Culture

The 2020 National Book Awards Longlist: Translated Literature


This week, The New Yorker will be announcing the longlists for the 2020 National Book Awards. This morning, we presented the ten contenders in the category of Young People’s Literature. Check back tomorrow morning for Poetry.

In 2015, the Tamil author Perumal Murugan announced the end of his literary career. A few years earlier, he had published a novel, “One Part Woman,” that sparked a series of protests over its depictions of a traditional village festival. Murugan was forced to apologize for the book and withdraw unsold copies. Later, he was driven from his village by right-wing fundamentalists. On Facebook, he wrote, “The writer Perumal Murugan is dead.” A year later, the Madras High Court pulled Murugan out of his silence, upholding his right to free expression in a landmark decision.

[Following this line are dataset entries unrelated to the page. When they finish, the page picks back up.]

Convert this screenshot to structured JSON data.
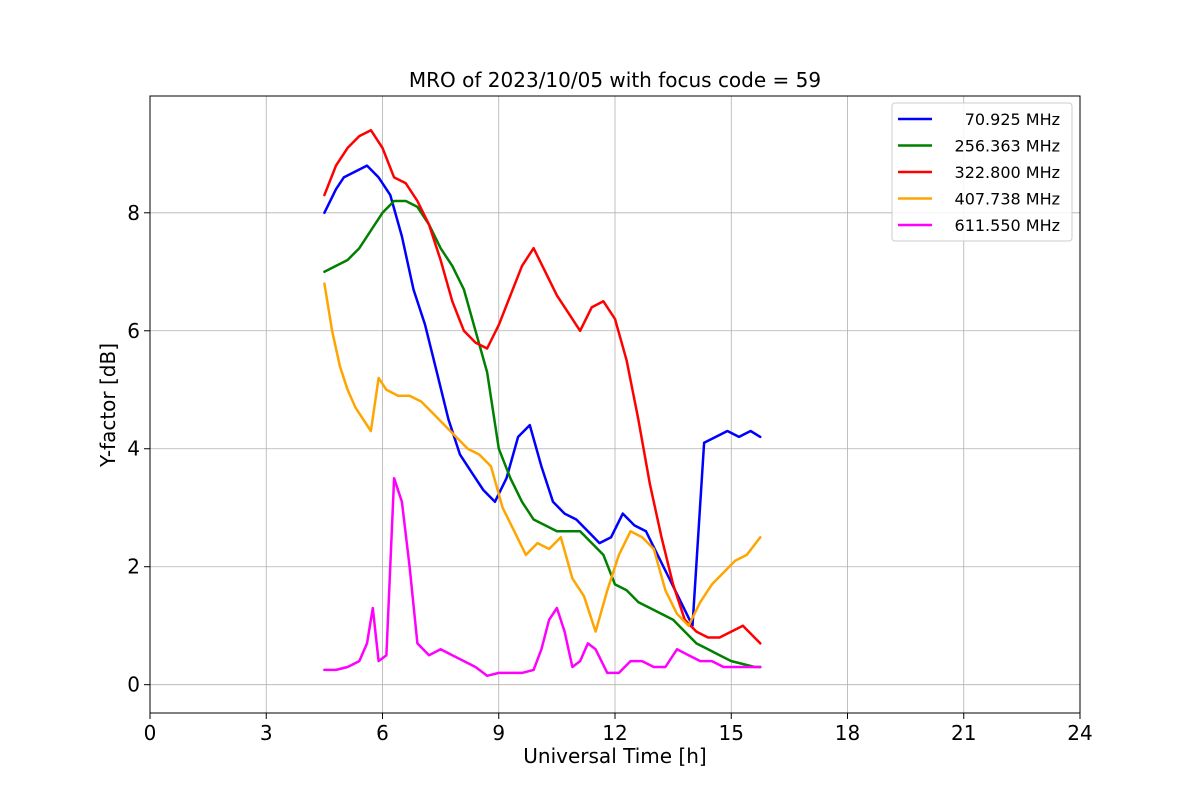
{
  "chart_data": {
    "type": "line",
    "title": "MRO of 2023/10/05 with focus code = 59",
    "xlabel": "Universal Time [h]",
    "ylabel": "Y-factor [dB]",
    "xlim": [
      0,
      24
    ],
    "ylim": [
      -0.48,
      9.98
    ],
    "xticks": [
      0,
      3,
      6,
      9,
      12,
      15,
      18,
      21,
      24
    ],
    "xtick_labels": [
      "0",
      "3",
      "6",
      "9",
      "12",
      "15",
      "18",
      "21",
      "24"
    ],
    "yticks": [
      0,
      2,
      4,
      6,
      8
    ],
    "ytick_labels": [
      "0",
      "2",
      "4",
      "6",
      "8"
    ],
    "grid": true,
    "legend_position": "top-right",
    "series": [
      {
        "name": "70.925 MHz",
        "color": "#0000ff",
        "x": [
          4.5,
          4.8,
          5.0,
          5.3,
          5.6,
          5.9,
          6.2,
          6.5,
          6.8,
          7.1,
          7.4,
          7.7,
          8.0,
          8.3,
          8.6,
          8.9,
          9.2,
          9.5,
          9.8,
          10.1,
          10.4,
          10.7,
          11.0,
          11.3,
          11.6,
          11.9,
          12.2,
          12.5,
          12.8,
          13.1,
          13.4,
          13.7,
          14.0,
          14.3,
          14.6,
          14.9,
          15.2,
          15.5,
          15.75
        ],
        "y": [
          8.0,
          8.4,
          8.6,
          8.7,
          8.8,
          8.6,
          8.3,
          7.6,
          6.7,
          6.1,
          5.3,
          4.5,
          3.9,
          3.6,
          3.3,
          3.1,
          3.5,
          4.2,
          4.4,
          3.7,
          3.1,
          2.9,
          2.8,
          2.6,
          2.4,
          2.5,
          2.9,
          2.7,
          2.6,
          2.2,
          1.8,
          1.4,
          1.0,
          4.1,
          4.2,
          4.3,
          4.2,
          4.3,
          4.2
        ]
      },
      {
        "name": "256.363 MHz",
        "color": "#008000",
        "x": [
          4.5,
          4.8,
          5.1,
          5.4,
          5.7,
          6.0,
          6.3,
          6.6,
          6.9,
          7.2,
          7.5,
          7.8,
          8.1,
          8.4,
          8.7,
          9.0,
          9.3,
          9.6,
          9.9,
          10.2,
          10.5,
          10.8,
          11.1,
          11.4,
          11.7,
          12.0,
          12.3,
          12.6,
          12.9,
          13.2,
          13.5,
          13.8,
          14.1,
          14.4,
          14.7,
          15.0,
          15.3,
          15.6,
          15.75
        ],
        "y": [
          7.0,
          7.1,
          7.2,
          7.4,
          7.7,
          8.0,
          8.2,
          8.2,
          8.1,
          7.8,
          7.4,
          7.1,
          6.7,
          6.0,
          5.3,
          4.0,
          3.5,
          3.1,
          2.8,
          2.7,
          2.6,
          2.6,
          2.6,
          2.4,
          2.2,
          1.7,
          1.6,
          1.4,
          1.3,
          1.2,
          1.1,
          0.9,
          0.7,
          0.6,
          0.5,
          0.4,
          0.35,
          0.3,
          0.3
        ]
      },
      {
        "name": "322.800 MHz",
        "color": "#ff0000",
        "x": [
          4.5,
          4.8,
          5.1,
          5.4,
          5.7,
          6.0,
          6.3,
          6.6,
          6.9,
          7.2,
          7.5,
          7.8,
          8.1,
          8.4,
          8.7,
          9.0,
          9.3,
          9.6,
          9.9,
          10.2,
          10.5,
          10.8,
          11.1,
          11.4,
          11.7,
          12.0,
          12.3,
          12.6,
          12.9,
          13.2,
          13.5,
          13.8,
          14.1,
          14.4,
          14.7,
          15.0,
          15.3,
          15.6,
          15.75
        ],
        "y": [
          8.3,
          8.8,
          9.1,
          9.3,
          9.4,
          9.1,
          8.6,
          8.5,
          8.2,
          7.8,
          7.2,
          6.5,
          6.0,
          5.8,
          5.7,
          6.1,
          6.6,
          7.1,
          7.4,
          7.0,
          6.6,
          6.3,
          6.0,
          6.4,
          6.5,
          6.2,
          5.5,
          4.5,
          3.4,
          2.5,
          1.7,
          1.1,
          0.9,
          0.8,
          0.8,
          0.9,
          1.0,
          0.8,
          0.7
        ]
      },
      {
        "name": "407.738 MHz",
        "color": "#ffa500",
        "x": [
          4.5,
          4.7,
          4.9,
          5.1,
          5.3,
          5.5,
          5.7,
          5.9,
          6.1,
          6.4,
          6.7,
          7.0,
          7.3,
          7.6,
          7.9,
          8.2,
          8.5,
          8.8,
          9.1,
          9.4,
          9.7,
          10.0,
          10.3,
          10.6,
          10.9,
          11.2,
          11.5,
          11.8,
          12.1,
          12.4,
          12.7,
          13.0,
          13.3,
          13.6,
          13.9,
          14.2,
          14.5,
          14.8,
          15.1,
          15.4,
          15.75
        ],
        "y": [
          6.8,
          6.0,
          5.4,
          5.0,
          4.7,
          4.5,
          4.3,
          5.2,
          5.0,
          4.9,
          4.9,
          4.8,
          4.6,
          4.4,
          4.2,
          4.0,
          3.9,
          3.7,
          3.0,
          2.6,
          2.2,
          2.4,
          2.3,
          2.5,
          1.8,
          1.5,
          0.9,
          1.6,
          2.2,
          2.6,
          2.5,
          2.3,
          1.6,
          1.2,
          1.0,
          1.4,
          1.7,
          1.9,
          2.1,
          2.2,
          2.5
        ]
      },
      {
        "name": "611.550 MHz",
        "color": "#ff00ff",
        "x": [
          4.5,
          4.8,
          5.1,
          5.4,
          5.6,
          5.75,
          5.9,
          6.1,
          6.3,
          6.5,
          6.7,
          6.9,
          7.2,
          7.5,
          7.8,
          8.1,
          8.4,
          8.7,
          9.0,
          9.3,
          9.6,
          9.9,
          10.1,
          10.3,
          10.5,
          10.7,
          10.9,
          11.1,
          11.3,
          11.5,
          11.8,
          12.1,
          12.4,
          12.7,
          13.0,
          13.3,
          13.6,
          13.9,
          14.2,
          14.5,
          14.8,
          15.1,
          15.4,
          15.75
        ],
        "y": [
          0.25,
          0.25,
          0.3,
          0.4,
          0.7,
          1.3,
          0.4,
          0.5,
          3.5,
          3.1,
          2.0,
          0.7,
          0.5,
          0.6,
          0.5,
          0.4,
          0.3,
          0.15,
          0.2,
          0.2,
          0.2,
          0.25,
          0.6,
          1.1,
          1.3,
          0.9,
          0.3,
          0.4,
          0.7,
          0.6,
          0.2,
          0.2,
          0.4,
          0.4,
          0.3,
          0.3,
          0.6,
          0.5,
          0.4,
          0.4,
          0.3,
          0.3,
          0.3,
          0.3
        ]
      }
    ]
  }
}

The first novel Murugan published after his exile, “The Story of a Goat,” is a contender for this year’s National Book Award for Translated Literature. The book follows a black goat named Poonachi as she witnesses the indignities suffered by animals and humans on a farm in southern India. “It is a slim book, but Murugan has given it an epic form,” Amitava Kumar, who spoke with the author in 2019, writes.

Of the ten authors on the longlist for this year’s award, Murugan is the only one who has been nominated previously. Other nominees include Linda Boström Knausgård, whose novel “The Helios Disaster” adapts the myth of Athena in a modern Swedish setting; Pilar Quintana, whose novel “The Bitch” details the relationship between a lonely woman and her dog; and Yu Miri, whose novel “Tokyo Ueno Station” is narrated by the ghost of a homeless man living outside the titular train stop. The ten books being considered for the award are all works of fiction, originally published in eight different languages. The full list is below.

Shokoofeh Azar, “The Enlightenment of the Greengage Tree
Translated, from the Persian, by Anonymous
Europa Editions

Linda Boström Knausgård, “The Helios Disaster
Translated, from the Swedish, by Rachel Willson-Broyles
World Editions

Anja Kampmann, “High as the Waters Rise
Translated, from the German, by Anne Posten
Catapult

Jonas Hassen Khemiri, “The Family Clause
Translated, from the Swedish, by Alice Menzies
Farrar, Straus and Giroux / Macmillan Publishers

Fernanda Melchor, “Hurricane Season
Translated, from the Spanish, by Sophie Hughes
New Directions

Yu Miri, “Tokyo Ueno Station
Translated, from the Japanese, by Morgan Giles
Riverhead Books / Penguin Random House

Perumal Murugan, “The Story of a Goat
Translated, from the Tamil, by N. Kalyan Raman
Black Cat / Grove Atlantic

Cho Nam-joo, “Kim Jiyoung, Born 1982
Translated, from the Korean, by Jamie Chang
Liveright / W. W. Norton & Company

Pilar Quintana, “The Bitch
Translated, from the Spanish, by Lisa Dillman
World Editions

Adania Shibli, “Minor Detail
Translated, from the Arabic, by Elisabeth Jaquette
New Directions

The judges for the category this year are Heather Cleary, whose translation of “Comemadre,” by Roque Larraquy, was longlisted for the 2018 National Book Award; Anne Ishii, the executive director of Asian Arts Initiative; John Darnielle, the leader of the Mountain Goats, whose novel “Wolf in White Van” was longlisted for the 2014 National Book Award; Brad Johnson, the owner of East Bay Booksellers; and the writer Dinaw Mengestu, who was a 2012 MacArthur Fellow.